Gumpas was determined to make my “La-ti-zal powers” manifest in some way because he wanted to give me as a gift to the Emperor of a planet on the far edge of the galaxy. Or maybe it was some other galaxy—I don’t know. I only know I was desperate to get away from him. But no matter what he did to me, I couldn’t manifest some strange mystical power because I didn’t have one!
That didn’t stop Gumpas from trying to make me manifest, though. He did all kinds of tests on me trying to find out if I was a “Knower” or a “Healer” or an “Opener” and a whole bunch of other things. When none of the tests worked, he resorted to shocking me with a gadget that was supposed to force my power to manifest.
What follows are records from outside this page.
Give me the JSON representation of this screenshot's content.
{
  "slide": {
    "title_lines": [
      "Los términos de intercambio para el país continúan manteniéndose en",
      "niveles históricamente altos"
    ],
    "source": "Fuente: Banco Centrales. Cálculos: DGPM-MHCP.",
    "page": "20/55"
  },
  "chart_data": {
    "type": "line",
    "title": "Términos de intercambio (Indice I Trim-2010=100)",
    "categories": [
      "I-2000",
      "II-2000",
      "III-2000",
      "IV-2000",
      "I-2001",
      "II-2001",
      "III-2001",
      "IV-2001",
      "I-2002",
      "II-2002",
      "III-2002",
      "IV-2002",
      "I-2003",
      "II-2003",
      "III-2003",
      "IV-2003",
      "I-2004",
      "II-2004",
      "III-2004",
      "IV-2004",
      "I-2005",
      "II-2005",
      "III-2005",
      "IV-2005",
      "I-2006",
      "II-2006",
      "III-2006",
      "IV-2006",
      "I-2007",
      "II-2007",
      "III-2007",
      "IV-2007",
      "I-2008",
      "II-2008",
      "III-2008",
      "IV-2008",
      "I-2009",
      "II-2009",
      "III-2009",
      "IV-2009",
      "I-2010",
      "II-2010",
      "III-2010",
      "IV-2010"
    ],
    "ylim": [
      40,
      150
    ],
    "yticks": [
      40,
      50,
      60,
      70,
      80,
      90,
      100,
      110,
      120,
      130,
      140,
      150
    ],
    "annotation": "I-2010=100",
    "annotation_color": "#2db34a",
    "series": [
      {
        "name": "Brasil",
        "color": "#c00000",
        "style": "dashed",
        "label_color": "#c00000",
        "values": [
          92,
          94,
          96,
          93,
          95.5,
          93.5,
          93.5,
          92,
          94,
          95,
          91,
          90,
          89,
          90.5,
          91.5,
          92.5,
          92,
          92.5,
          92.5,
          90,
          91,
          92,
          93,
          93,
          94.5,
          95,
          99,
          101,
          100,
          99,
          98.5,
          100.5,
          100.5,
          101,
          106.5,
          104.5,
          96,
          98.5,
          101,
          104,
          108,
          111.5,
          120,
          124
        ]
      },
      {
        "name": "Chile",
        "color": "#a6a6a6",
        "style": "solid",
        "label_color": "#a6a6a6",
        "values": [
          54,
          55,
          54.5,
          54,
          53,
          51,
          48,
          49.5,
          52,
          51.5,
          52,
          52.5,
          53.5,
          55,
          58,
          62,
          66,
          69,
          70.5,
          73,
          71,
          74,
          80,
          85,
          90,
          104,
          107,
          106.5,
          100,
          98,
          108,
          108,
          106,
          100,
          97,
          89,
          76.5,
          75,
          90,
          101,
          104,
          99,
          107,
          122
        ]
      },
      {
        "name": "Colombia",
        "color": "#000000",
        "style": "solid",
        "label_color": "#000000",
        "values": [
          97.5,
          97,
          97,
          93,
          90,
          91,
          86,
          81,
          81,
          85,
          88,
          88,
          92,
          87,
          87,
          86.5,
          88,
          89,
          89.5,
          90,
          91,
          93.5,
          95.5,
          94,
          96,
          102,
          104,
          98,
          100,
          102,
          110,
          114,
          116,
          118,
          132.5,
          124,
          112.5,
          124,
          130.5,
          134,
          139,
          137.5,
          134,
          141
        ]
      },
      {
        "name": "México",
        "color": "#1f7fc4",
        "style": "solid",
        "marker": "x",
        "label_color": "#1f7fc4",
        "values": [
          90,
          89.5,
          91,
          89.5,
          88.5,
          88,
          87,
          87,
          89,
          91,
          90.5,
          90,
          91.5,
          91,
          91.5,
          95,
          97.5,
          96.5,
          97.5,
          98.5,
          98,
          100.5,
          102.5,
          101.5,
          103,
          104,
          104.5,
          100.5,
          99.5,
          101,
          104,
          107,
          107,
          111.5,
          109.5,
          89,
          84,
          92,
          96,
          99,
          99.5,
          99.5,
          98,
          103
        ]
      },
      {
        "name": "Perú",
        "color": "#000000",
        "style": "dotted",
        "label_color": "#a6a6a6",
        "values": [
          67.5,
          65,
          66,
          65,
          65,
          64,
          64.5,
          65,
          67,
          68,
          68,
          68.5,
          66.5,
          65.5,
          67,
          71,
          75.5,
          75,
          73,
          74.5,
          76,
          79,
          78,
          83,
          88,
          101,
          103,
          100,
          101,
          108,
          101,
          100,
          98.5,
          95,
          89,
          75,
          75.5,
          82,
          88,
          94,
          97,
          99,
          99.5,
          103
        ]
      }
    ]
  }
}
This resulted in nothing but me screaming at him to leave me alone until he gagged me with a musty-smelling scarf he dug out of one of the many metal boxes scattered around the hold of his ship.
Finally, around O’nagga Nine, Gumpas gave up on me. He had some business to conduct there and he took me with him. When he flew away, he simply left me there.
“I suppose I’ll have to find some other gift for the Emperor of Tangella-Alpha Prime,” he sniffed as he looked down his beaky nose at me. “For I cannot give him a defective Pure One who is not a La-ti-zal!”